一方で、同じSMDでもピン数やケース構造によって実装条件は異なります。2ピン品、3ピン品、4ピン品ではランド設計や回路接続の考え方が変わるため、フットプリントの一致だけでなく、回路図上の接続条件まで含めて確認することが欠かせません。
温度条件・安定度・許容差の考え方
周波数安定度と許容差は、通信や制御の精度に関わる重要な指標です。たとえば ±20ppm、±35ppm、±50ppm、±100ppm といった違いは、使用環境や要求精度によって評価が分かれます。無線系、データ通信、車載用途など、温度変動や長時間運転が前提となる機器では、単純な周波数値だけでなくこの項目まで確認する必要があります。
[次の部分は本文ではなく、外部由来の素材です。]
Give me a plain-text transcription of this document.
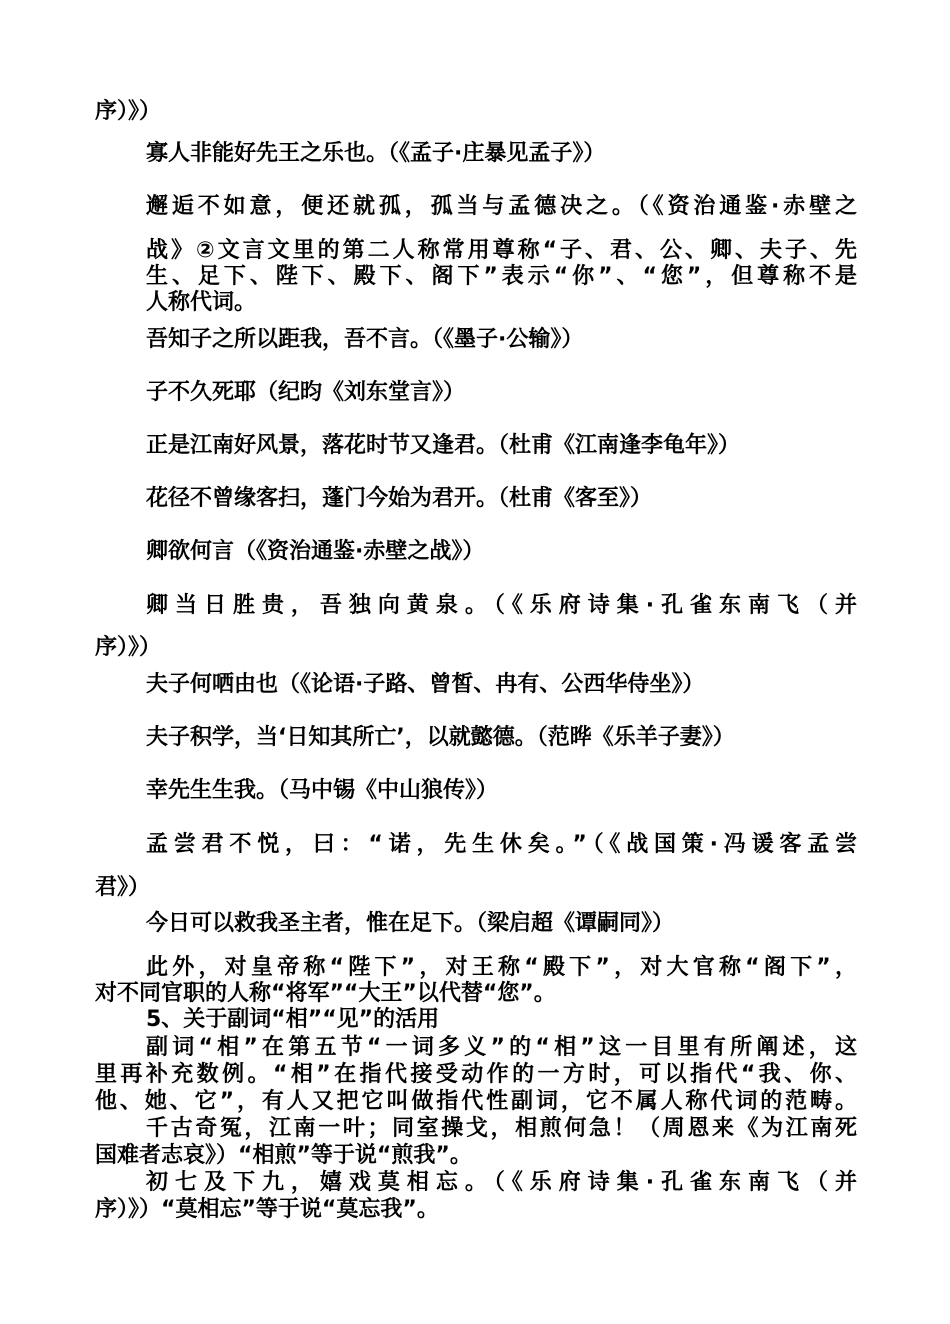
序）》）
寡人非能好先王之乐也。（《孟子·庄暴见孟子》）
邂逅不如意，便还就孤，孤当与孟德决之。（《资治通鉴·赤壁之
战》②文言文里的第二人称常用尊称“子、君、公、卿、夫子、先
生、足下、陛下、殿下、阁下”表示“你”、“您”，但尊称不是
人称代词。
吾知子之所以距我，吾不言。（《墨子·公输》）
子不久死耶（纪昀《刘东堂言》）
正是江南好风景，落花时节又逢君。（杜甫《江南逢李龟年》）
花径不曾缘客扫，蓬门今始为君开。（杜甫《客至》）
卿欲何言（《资治通鉴·赤壁之战》）
卿当日胜贵，吾独向黄泉。（《乐府诗集·孔雀东南飞（并
序）》）
夫子何哂由也（《论语·子路、曾皙、冉有、公西华侍坐》）
夫子积学，当‘日知其所亡’，以就懿德。（范晔《乐羊子妻》）
幸先生生我。（马中锡《中山狼传》）
孟尝君不悦，曰：“诺，先生休矣。”（《战国策·冯谖客孟尝
君》）
今日可以救我圣主者，惟在足下。（梁启超《谭嗣同》）
此外，对皇帝称“陛下”，对王称“殿下”，对大官称“阁下”，
对不同官职的人称“将军”“大王”以代替“您”。
5、关于副词“相”“见”的活用
副词“相”在第五节“一词多义”的“相”这一目里有所阐述，这
里再补充数例。“相”在指代接受动作的一方时，可以指代“我、你、
他、她、它”，有人又把它叫做指代性副词，它不属人称代词的范畴。
千古奇冤，江南一叶；同室操戈，相煎何急！（周恩来《为江南死
国难者志哀》）“相煎”等于说“煎我”。
初七及下九，嬉戏莫相忘。（《乐府诗集·孔雀东南飞（并
序）》）“莫相忘”等于说“莫忘我”。
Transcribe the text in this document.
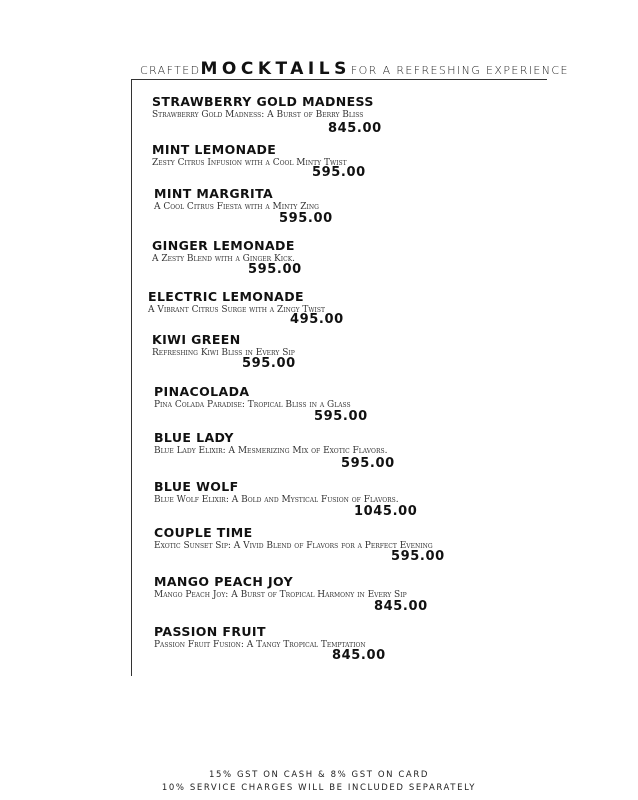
CRAFTED MOCKTAILS FOR A REFRESHING EXPERIENCE
STRAWBERRY GOLD MADNESS
Strawberry Gold Madness: A Burst of Berry Bliss
845.00
MINT LEMONADE
Zesty Citrus Infusion with a Cool Minty Twist
595.00
MINT MARGRITA
A Cool Citrus Fiesta with a Minty Zing
595.00
GINGER LEMONADE
A Zesty Blend with a Ginger Kick.
595.00
ELECTRIC LEMONADE
A Vibrant Citrus Surge with a Zingy Twist
495.00
KIWI GREEN
Refreshing Kiwi Bliss in Every Sip
595.00
PINACOLADA
Pina Colada Paradise: Tropical Bliss in a Glass
595.00
BLUE LADY
Blue Lady Elixir: A Mesmerizing Mix of Exotic Flavors.
595.00
BLUE WOLF
Blue Wolf Elixir: A Bold and Mystical Fusion of Flavors.
1045.00
COUPLE TIME
Exotic Sunset Sip: A Vivid Blend of Flavors for a Perfect Evening
595.00
MANGO PEACH JOY
Mango Peach Joy: A Burst of Tropical Harmony in Every Sip
845.00
PASSION FRUIT
Passion Fruit Fusion: A Tangy Tropical Temptation
845.00
15% GST ON CASH & 8% GST ON CARD
10% SERVICE CHARGES WILL BE INCLUDED SEPARATELY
温度範囲も見落としやすいポイントです。一般的な民生寄りの条件に適した品番もあれば、-40℃〜125℃級のように広い温度範囲を想定した製品もあります。たとえば Murata の XRCGE26M000FBA1BR0 や XRCHA24M000F0A11R0 は AEC-Q200 記載のある製品例として、厳しい環境を意識した比較対象にしやすいでしょう。
クリスタルとオシレーター・レゾネーターの違い
タイミング部品を探していると、クリスタルだけでなく オシレーター や レゾネーター も候補に入ることがあります。クリスタルは受動部品であり、通常は発振回路と組み合わせて使います。一方、オシレーターは内部回路を含む発振器として使われることが多く、実装のしやすさや出力条件の明確さを重視する場面で検討されます。
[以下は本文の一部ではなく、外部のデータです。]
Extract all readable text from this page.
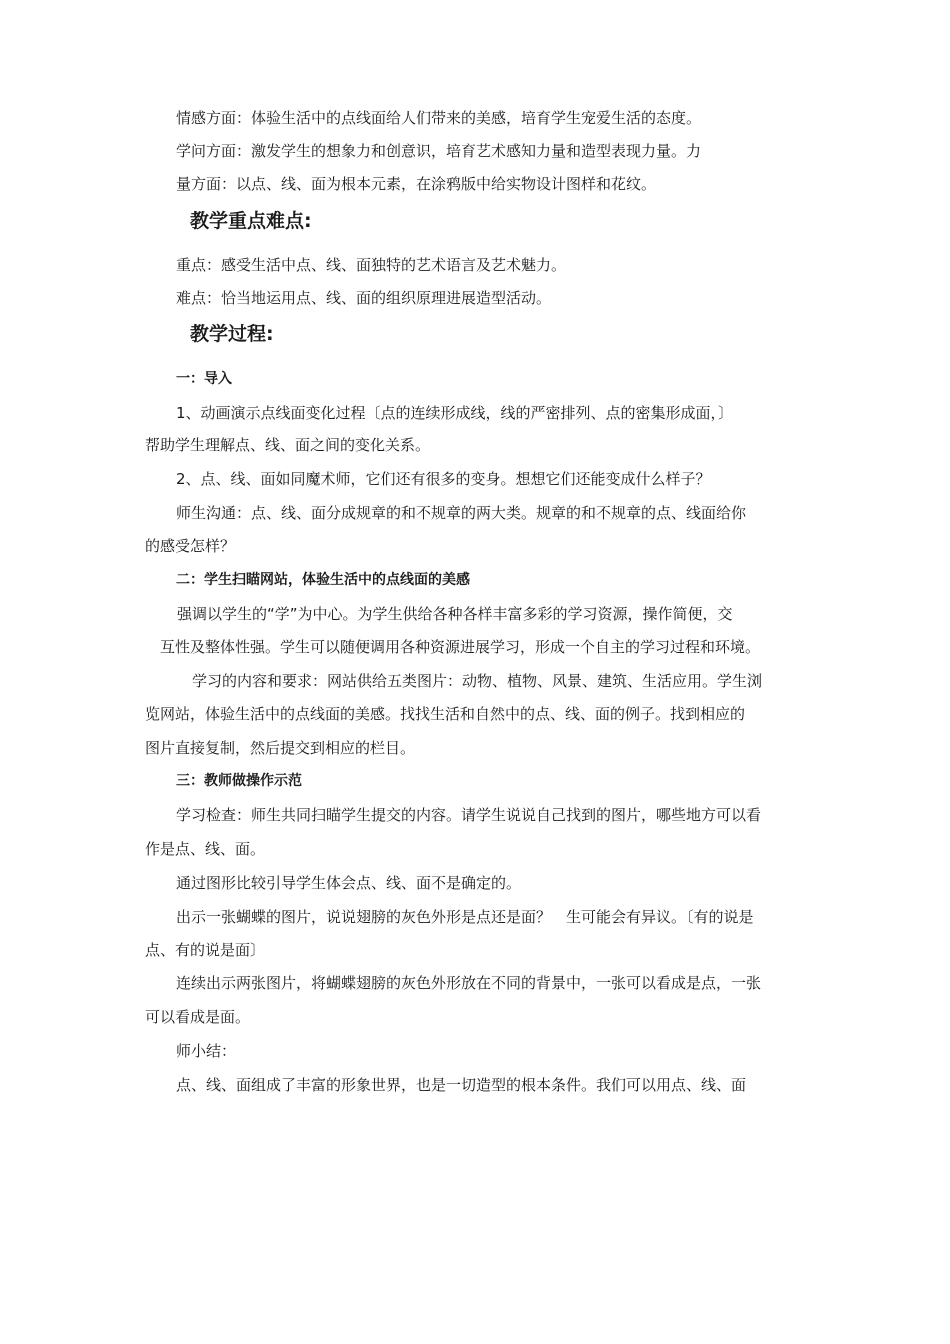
情感方面：体验生活中的点线面给人们带来的美感，培育学生宠爱生活的态度。
学问方面：激发学生的想象力和创意识，培育艺术感知力量和造型表现力量。力
量方面：以点、线、面为根本元素，在涂鸦版中给实物设计图样和花纹。
教学重点难点:
重点：感受生活中点、线、面独特的艺术语言及艺术魅力。
难点：恰当地运用点、线、面的组织原理进展造型活动。
教学过程:
一：导入
1、动画演示点线面变化过程〔点的连续形成线，线的严密排列、点的密集形成面，〕
帮助学生理解点、线、面之间的变化关系。
2、点、线、面如同魔术师，它们还有很多的变身。想想它们还能变成什么样子？
师生沟通：点、线、面分成规章的和不规章的两大类。规章的和不规章的点、线面给你
的感受怎样？
二：学生扫瞄网站，体验生活中的点线面的美感
强调以学生的“学”为中心。为学生供给各种各样丰富多彩的学习资源，操作简便，交
互性及整体性强。学生可以随便调用各种资源进展学习，形成一个自主的学习过程和环境。
学习的内容和要求：网站供给五类图片：动物、植物、风景、建筑、生活应用。学生浏
览网站，体验生活中的点线面的美感。找找生活和自然中的点、线、面的例子。找到相应的
图片直接复制，然后提交到相应的栏目。
三：教师做操作示范
学习检查：师生共同扫瞄学生提交的内容。请学生说说自己找到的图片，哪些地方可以看
作是点、线、面。
通过图形比较引导学生体会点、线、面不是确定的。
出示一张蝴蝶的图片，说说翅膀的灰色外形是点还是面？　生可能会有异议。〔有的说是
点、有的说是面〕
连续出示两张图片，将蝴蝶翅膀的灰色外形放在不同的背景中，一张可以看成是点，一张
可以看成是面。
师小结：
点、线、面组成了丰富的形象世界，也是一切造型的根本条件。我们可以用点、线、面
レゾネーターはコストや用途のバランスで採用されることがありますが、必要な精度や安定性によってはクリスタルが適する場合があります。どの方式が適切かは、必要精度、回路構成、実装スペース、立ち上がり条件などを総合的に見て判断するのが実務的です。
B2B調達で比較しやすいチェック項目
量産前提や代替品検討では、仕様表を個別に読むだけでなく、比較条件をそろえることが効率化につながります。具体的には、周波数、パッケージ寸法、実装方式、負荷容量、ピン数、安定度、許容差、動作温度範囲の順に並べて確認すると、候補の絞り込みがしやすくなります。
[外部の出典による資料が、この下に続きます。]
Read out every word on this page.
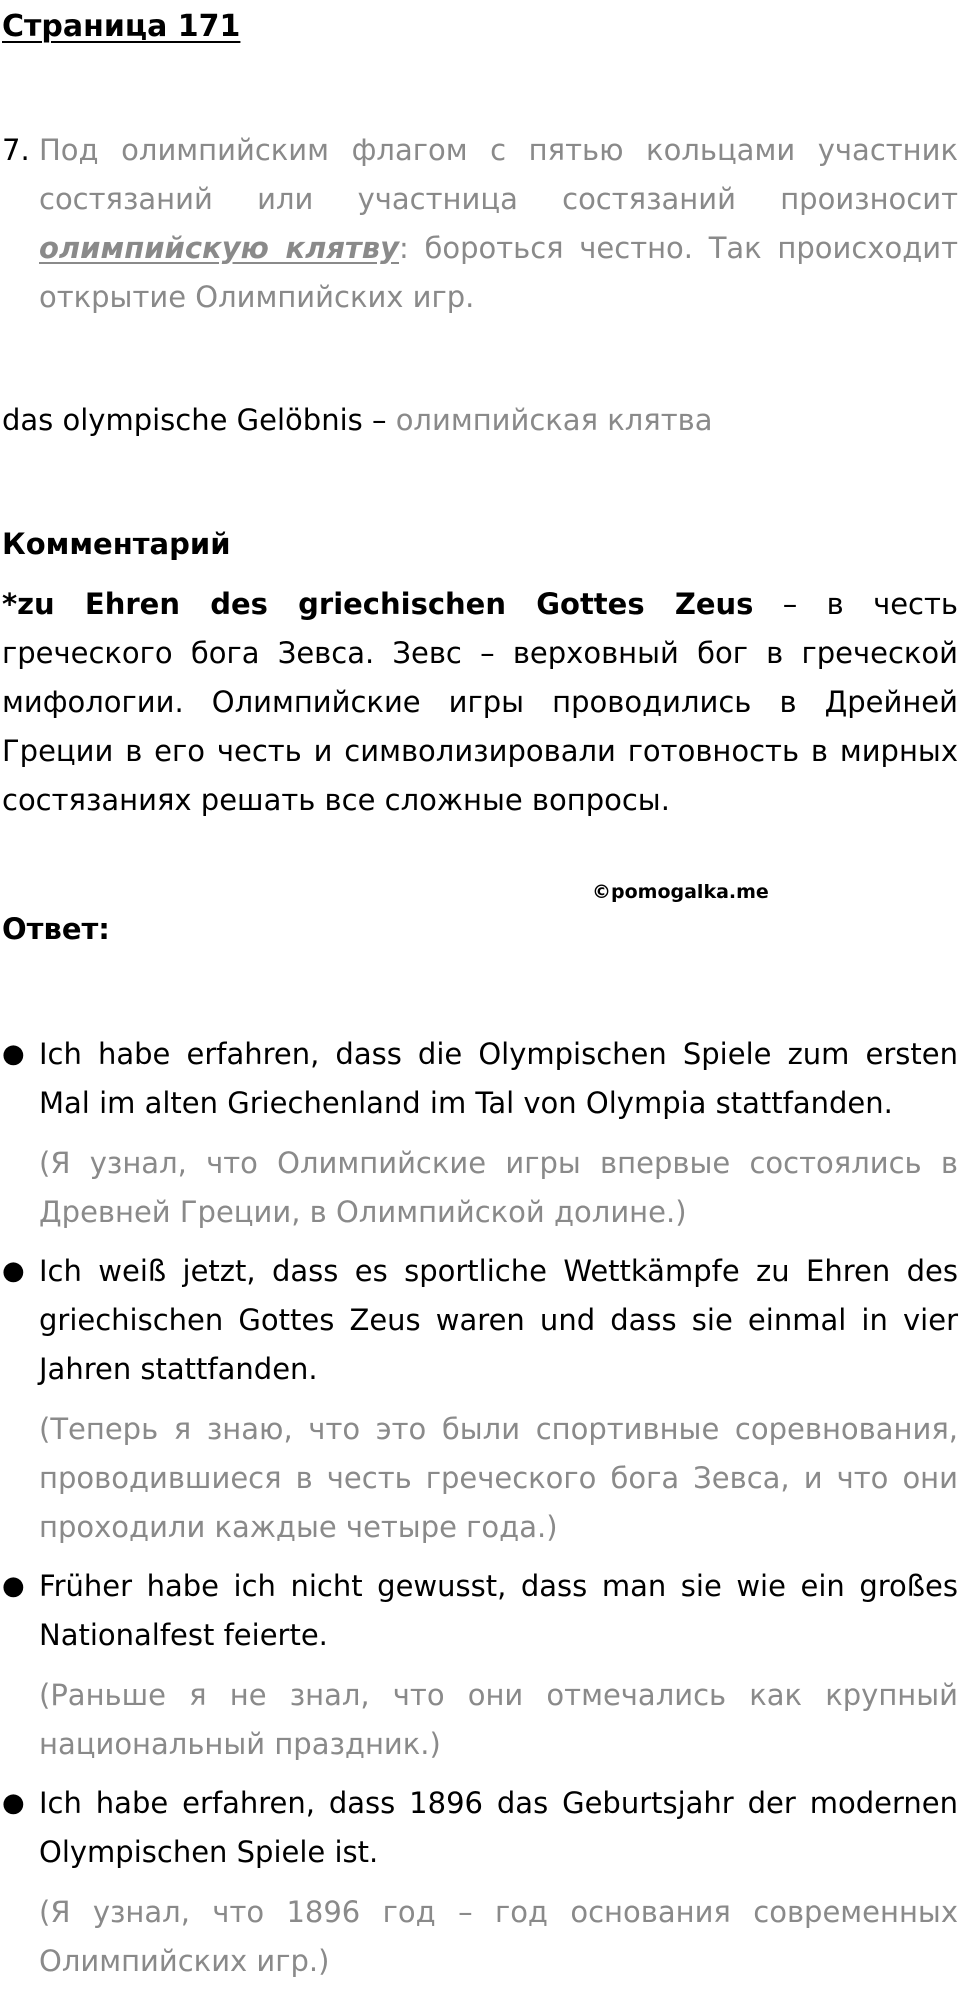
Страница 171
7. Под олимпийским флагом с пятью кольцами участник состязаний или участница состязаний произносит олимпийскую клятву: бороться честно. Так происходит открытие Олимпийских игр.
das olympische Gelöbnis – олимпийская клятва
Комментарий
*zu Ehren des griechischen Gottes Zeus – в честь греческого бога Зевса. Зевс – верховный бог в греческой мифологии. Олимпийские игры проводились в Дрейней Греции в его честь и символизировали готовность в мирных состязаниях решать все сложные вопросы.
©pomogalka.me
Ответ:
● Ich habe erfahren, dass die Olympischen Spiele zum ersten Mal im alten Griechenland im Tal von Olympia stattfanden.
(Я узнал, что Олимпийские игры впервые состоялись в Древней Греции, в Олимпийской долине.)
● Ich weiß jetzt, dass es sportliche Wettkämpfe zu Ehren des griechischen Gottes Zeus waren und dass sie einmal in vier Jahren stattfanden.
(Теперь я знаю, что это были спортивные соревнования, проводившиеся в честь греческого бога Зевса, и что они проходили каждые четыре года.)
● Früher habe ich nicht gewusst, dass man sie wie ein großes Nationalfest feierte.
(Раньше я не знал, что они отмечались как крупный национальный праздник.)
● Ich habe erfahren, dass 1896 das Geburtsjahr der modernen Olympischen Spiele ist.
(Я узнал, что 1896 год – год основания современных Олимпийских игр.)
また、同じ32MHz帯でも 6pF、8pF、10pF のように条件が異なる製品があります。たとえば Murata の XRCGB32M000F2P10R0 と XRCGB32M000F2P02R0 は、同じ周波数帯でも負荷容量の違いに着目して比較しやすい例です。既存設計の置換や複数拠点での調達標準化を進める際には、このような細かな差分確認が重要になります。
カテゴリ活用のヒント
このカテゴリは、単に周波数別に探すだけでなく、サイズ、温度条件、実装形状、用途想定を横断して候補を整理したいときに役立ちます。特に小型SMD品や車載を意識した条件付き製品を探す場合、代表的な型番を起点に近い仕様の製品を比較していくと、選定の精度を高めやすくなります。
クロック源は回路全体の安定動作に関わるため、価格や在庫だけでなく、設計条件との整合性を優先して選ぶことが大切です。必要な周波数、実装条件、温度範囲が固まっている場合は、それらを軸に本カテゴリ内の製品を比較することで、用途に合ったクリスタルを見つけやすくなります。